The Development of AI Begins to Diverge from Human Thinking

By: | October 21st, 2024

Photo by Andrew Neel on Unsplash

OpenAI’s new o1 model seems to be a sea-change in the development of AI with the function of ‘thinking time’ built in, which allows it time before it starts to answer a prompt.

At the beginning of the AI era, Deepmind’s AlphaGo was one of the first game-playing AIs that took no human instruction and read no rules which also represented a fundamental breakthrough in AI development.
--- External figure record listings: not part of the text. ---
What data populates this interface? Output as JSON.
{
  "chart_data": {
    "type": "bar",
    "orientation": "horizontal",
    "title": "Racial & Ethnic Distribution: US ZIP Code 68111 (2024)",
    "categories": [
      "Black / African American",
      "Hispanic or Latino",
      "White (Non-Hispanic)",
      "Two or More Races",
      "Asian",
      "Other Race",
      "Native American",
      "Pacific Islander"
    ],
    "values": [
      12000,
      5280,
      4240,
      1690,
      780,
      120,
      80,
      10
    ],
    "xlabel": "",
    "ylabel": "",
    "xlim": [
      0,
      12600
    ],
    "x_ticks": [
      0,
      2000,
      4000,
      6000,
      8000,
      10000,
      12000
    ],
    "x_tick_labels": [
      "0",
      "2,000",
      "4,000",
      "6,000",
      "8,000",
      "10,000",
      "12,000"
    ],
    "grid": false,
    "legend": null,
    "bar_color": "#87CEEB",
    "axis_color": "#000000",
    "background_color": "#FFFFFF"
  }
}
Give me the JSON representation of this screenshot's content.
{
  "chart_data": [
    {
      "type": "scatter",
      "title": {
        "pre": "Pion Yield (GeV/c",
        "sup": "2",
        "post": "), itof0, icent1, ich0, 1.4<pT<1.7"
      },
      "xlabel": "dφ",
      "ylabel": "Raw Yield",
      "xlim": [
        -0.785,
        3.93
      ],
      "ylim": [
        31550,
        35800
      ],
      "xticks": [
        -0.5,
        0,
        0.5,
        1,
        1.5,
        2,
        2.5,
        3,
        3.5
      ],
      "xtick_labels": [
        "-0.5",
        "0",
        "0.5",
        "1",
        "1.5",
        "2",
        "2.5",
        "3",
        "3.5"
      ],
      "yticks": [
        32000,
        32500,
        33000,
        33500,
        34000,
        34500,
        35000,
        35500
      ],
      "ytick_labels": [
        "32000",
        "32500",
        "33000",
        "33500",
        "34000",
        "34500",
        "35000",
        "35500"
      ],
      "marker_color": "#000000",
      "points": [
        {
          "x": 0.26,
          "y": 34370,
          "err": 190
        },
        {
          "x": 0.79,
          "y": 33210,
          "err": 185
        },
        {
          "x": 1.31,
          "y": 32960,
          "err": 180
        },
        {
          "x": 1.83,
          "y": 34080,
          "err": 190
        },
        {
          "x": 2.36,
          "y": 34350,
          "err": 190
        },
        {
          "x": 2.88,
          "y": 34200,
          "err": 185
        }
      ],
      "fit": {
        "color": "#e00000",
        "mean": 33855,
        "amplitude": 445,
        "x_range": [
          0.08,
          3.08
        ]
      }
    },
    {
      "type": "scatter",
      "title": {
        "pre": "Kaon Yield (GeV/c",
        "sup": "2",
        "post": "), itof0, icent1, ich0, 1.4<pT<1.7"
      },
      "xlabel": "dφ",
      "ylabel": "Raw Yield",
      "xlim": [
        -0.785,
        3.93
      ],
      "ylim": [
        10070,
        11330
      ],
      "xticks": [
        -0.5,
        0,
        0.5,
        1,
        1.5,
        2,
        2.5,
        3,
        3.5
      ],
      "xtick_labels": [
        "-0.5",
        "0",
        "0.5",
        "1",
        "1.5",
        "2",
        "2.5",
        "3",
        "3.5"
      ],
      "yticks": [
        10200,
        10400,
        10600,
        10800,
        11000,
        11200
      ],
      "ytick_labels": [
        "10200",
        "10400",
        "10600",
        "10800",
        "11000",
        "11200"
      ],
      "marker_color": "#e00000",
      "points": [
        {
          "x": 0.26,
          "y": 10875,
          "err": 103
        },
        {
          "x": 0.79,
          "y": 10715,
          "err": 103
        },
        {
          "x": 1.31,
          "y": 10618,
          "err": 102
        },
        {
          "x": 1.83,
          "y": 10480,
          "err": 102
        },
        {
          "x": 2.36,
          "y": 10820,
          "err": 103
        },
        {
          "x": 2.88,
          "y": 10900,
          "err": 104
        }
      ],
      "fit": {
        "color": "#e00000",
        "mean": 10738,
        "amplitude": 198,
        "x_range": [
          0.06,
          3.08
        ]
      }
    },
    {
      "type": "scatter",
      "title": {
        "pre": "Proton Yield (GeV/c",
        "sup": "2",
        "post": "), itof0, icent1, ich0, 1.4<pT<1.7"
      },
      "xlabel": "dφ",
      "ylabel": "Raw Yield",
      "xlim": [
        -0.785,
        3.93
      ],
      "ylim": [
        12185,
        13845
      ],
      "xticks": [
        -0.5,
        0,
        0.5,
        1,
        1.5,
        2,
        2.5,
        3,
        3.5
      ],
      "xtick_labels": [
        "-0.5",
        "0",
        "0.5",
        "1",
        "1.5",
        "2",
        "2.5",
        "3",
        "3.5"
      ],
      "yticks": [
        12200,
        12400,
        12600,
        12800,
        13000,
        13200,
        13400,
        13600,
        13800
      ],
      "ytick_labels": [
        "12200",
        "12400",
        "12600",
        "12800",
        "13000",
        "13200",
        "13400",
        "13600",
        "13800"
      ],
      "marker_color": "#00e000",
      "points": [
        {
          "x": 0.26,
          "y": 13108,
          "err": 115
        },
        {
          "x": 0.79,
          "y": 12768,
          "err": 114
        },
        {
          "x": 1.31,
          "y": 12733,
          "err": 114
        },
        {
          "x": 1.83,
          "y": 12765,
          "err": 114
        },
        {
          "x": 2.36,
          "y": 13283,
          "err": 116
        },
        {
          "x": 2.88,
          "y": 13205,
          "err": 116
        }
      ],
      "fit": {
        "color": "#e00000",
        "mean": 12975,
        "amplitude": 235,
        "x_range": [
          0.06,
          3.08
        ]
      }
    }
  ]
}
AlphaGo used a technique called self-play reinforcement learning (RL) to build up its own understanding of the game to attempt to learn from the results from trial and error across billions of virtual games.

ChatGPT and other Large Language Model (LLM) AIs have been built based on the ground of early chess AIs that have been trained on as much human knowledge as was available, including the entire written output of species.

However, LLMs specialize in language and do not get facts right or wrong. As a result, it could provide wrong information but in beautifully phrased sentences, sounding confident.

As language is a collection of gray areas where there’s rarely an answer that’s 100% right or wrong, LLMs are typically built using reinforcement learning with humans. Therefore, it could give answers that sound closer to the kind of answer you were wanting.

In addition to being pretty much the same as its predecessors, the new o1 model has been improved with a ‘thinking time’ function, allowing it to consider and reason its way through a problem.

Unlike previous models, this model starts to be given the freedom to approach problems with a random trial-and-error approach in its chain of thought reasoning. This is also the first time that LLM can create a super-effective AlphaGo-style understanding of problems. 

If there’s a domain where it’s now surpassing Ph.D.-level capabilities and knowledge, it could get answers essentially by trial and error. It could get toward a correct answer by chancing upon the correct answers over millions of self-generated attempts, and by building up its own theories.

In topics where there’s a clear right and wrong answer, AI is now taking the first steps past us on its own. It not only has human-generated reasoning steps to draw from but also being free to apply them randomly and draw its own conclusions about what’s a useful reasoning step and what’s not.